The emphasis on results and measurement by testing has restricted teachers time and input to focus on ways of achieving the results which in turn causes teachers to teach for exams.

The outcome is we now have students who know how to pass exams but not to think. Not surprising really?

The use of the business model and cultures on education has driven the pursuit of business, economic and fiscal goals above goals based on moral, cultural and human improvement and values.

Lastly, test accountability and the above models have created a fear of being punishment amongst teachers and schools and diverted attention from teaching to avoiding penalties, a real corporate malaise that destroys freedom and creativity.

Pasi goes on to say that none of these ideas have been adopted in Finland where they would rather promote the creativity of teachers, students and the overall happiness and achievements of students.

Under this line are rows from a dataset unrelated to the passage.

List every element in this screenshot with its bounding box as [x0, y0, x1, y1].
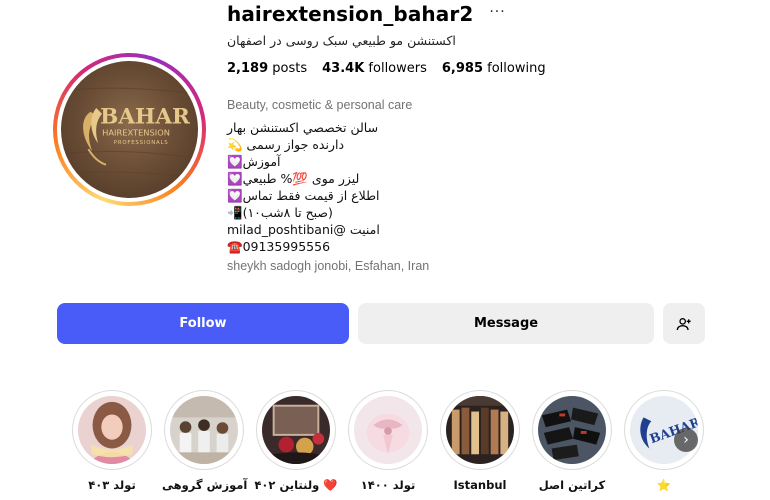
bio-line: 📲(۱۰صبح تا ۸شب): [227, 205, 333, 220]
bio-line: 💫 دارنده جواز رسمی: [227, 137, 345, 152]
username-row: hairextension_bahar2 ···: [227, 0, 506, 28]
bio-mention-line[interactable]: milad_poshtibani@ امنیت: [227, 221, 380, 238]
svg-text:BAHAR: BAHAR: [100, 105, 190, 130]
highlight-item[interactable]: کراتین اصل: [530, 390, 614, 492]
highlight-item[interactable]: تولد ۴۰۳: [70, 390, 154, 492]
highlight-label: کراتین اصل: [538, 478, 606, 492]
person-add-icon: [676, 317, 691, 330]
highlight-label: Istanbul: [453, 478, 507, 492]
highlight-label: ⭐: [656, 478, 672, 492]
profile-bio: سالن تخصصي اکستنشن بهار 💫 دارنده جواز رس…: [227, 119, 380, 255]
avatar: BAHAR HAIREXTENSION PROFESSIONALS: [61, 61, 198, 198]
highlight-item[interactable]: تولد ۱۴۰۰: [346, 390, 430, 492]
bio-line: 💟اطلاع از قیمت فقط تماس: [227, 188, 380, 203]
highlight-thumbnail: [446, 396, 514, 464]
bahar-logo-icon: BAHAR HAIREXTENSION PROFESSIONALS: [61, 87, 198, 179]
chevron-right-icon[interactable]: ›: [674, 428, 698, 452]
svg-text:HAIREXTENSION: HAIREXTENSION: [102, 127, 170, 137]
highlight-thumbnail: [538, 396, 606, 464]
message-button[interactable]: Message: [358, 303, 654, 344]
profile-stats: 2,189 posts 43.4K followers 6,985 follow…: [227, 61, 546, 76]
bio-phone-line: ☎️09135995556: [227, 239, 331, 254]
bio-line: سالن تخصصي اکستنشن بهار: [227, 120, 379, 135]
highlight-label: آموزش گروهی: [162, 478, 248, 492]
svg-text:PROFESSIONALS: PROFESSIONALS: [114, 140, 169, 146]
highlight-item[interactable]: آموزش گروهی: [162, 390, 248, 492]
highlight-thumbnail: [78, 396, 146, 464]
highlight-thumbnail: [170, 396, 238, 464]
highlight-label: تولد ۱۴۰۰: [360, 478, 416, 492]
bio-line: 💟آموزش: [227, 154, 281, 169]
suggest-users-button[interactable]: [663, 303, 705, 344]
posts-stat: 2,189 posts: [227, 61, 308, 76]
profile-location: sheykh sadogh jonobi, Esfahan, Iran: [227, 259, 430, 273]
highlight-item[interactable]: Istanbul: [438, 390, 522, 492]
highlight-label: تولد ۴۰۳: [88, 478, 136, 492]
followers-stat[interactable]: 43.4K followers: [322, 61, 427, 76]
profile-avatar-story-ring[interactable]: BAHAR HAIREXTENSION PROFESSIONALS: [53, 53, 206, 206]
following-stat[interactable]: 6,985 following: [442, 61, 546, 76]
highlight-thumbnail: [354, 396, 422, 464]
highlight-item[interactable]: ولنتاین ۴۰۲ ❤️: [254, 390, 338, 492]
more-options-icon[interactable]: ···: [489, 4, 505, 20]
highlight-label: ولنتاین ۴۰۲ ❤️: [254, 478, 338, 492]
profile-category: Beauty, cosmetic & personal care: [227, 98, 413, 112]
profile-full-name: اکستنشن مو طبیعي سبک روسی در اصفهان: [227, 33, 456, 48]
highlight-thumbnail: [262, 396, 330, 464]
bio-line: 💟لیزر موی 💯% طبیعي: [227, 171, 360, 186]
follow-button[interactable]: Follow: [57, 303, 349, 344]
username: hairextension_bahar2: [227, 2, 474, 26]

Needless, to say they score highly on academic scales such as PISA.

Here, however, I start to disagree, I think that he is oversimplifying the issues.

There is no doubt that by not taking these measures the Finnish education system offers good ‘control’ of what might have happened if we had not gone in this direction.

But I would propose three things;

  1. First they are doing well because they have an advanced culture in and so the education system and its achievements are part of a wider social success
  2. Second that they are also facing problems in common with other education systems
  3. Third that the motivation of students comes from independence, relevant factual teaching context and understanding how learning helps them to achieve their individual goals

While it is interesting to analyse why we are where we are, the problems caused by the policies above are only part of the picture.

The main issues are and will remain as follows

  1. Central control of education policy and curricula
  2. The fear of change and innovation in teachers and schools
  3. Not understanding what the overall goals of education are
  4. Not understanding how to engage with online learning and commerce
  5. Not teaching teachers new skills because of the lack of strategic vision
  6. Not putting teachers and students at the centre of the process

So it’s interesting to look back and assess where we’ve come from only if it helps us to look forward.

As Einstien said, ‘ We cannot solve our problems with the same thinking we used when we created them.’

Albert Einstein

Funny, I keep finding myself coming back to this quote again and again.

So let’s look forward and think creatively about this problem and come up with new solutions!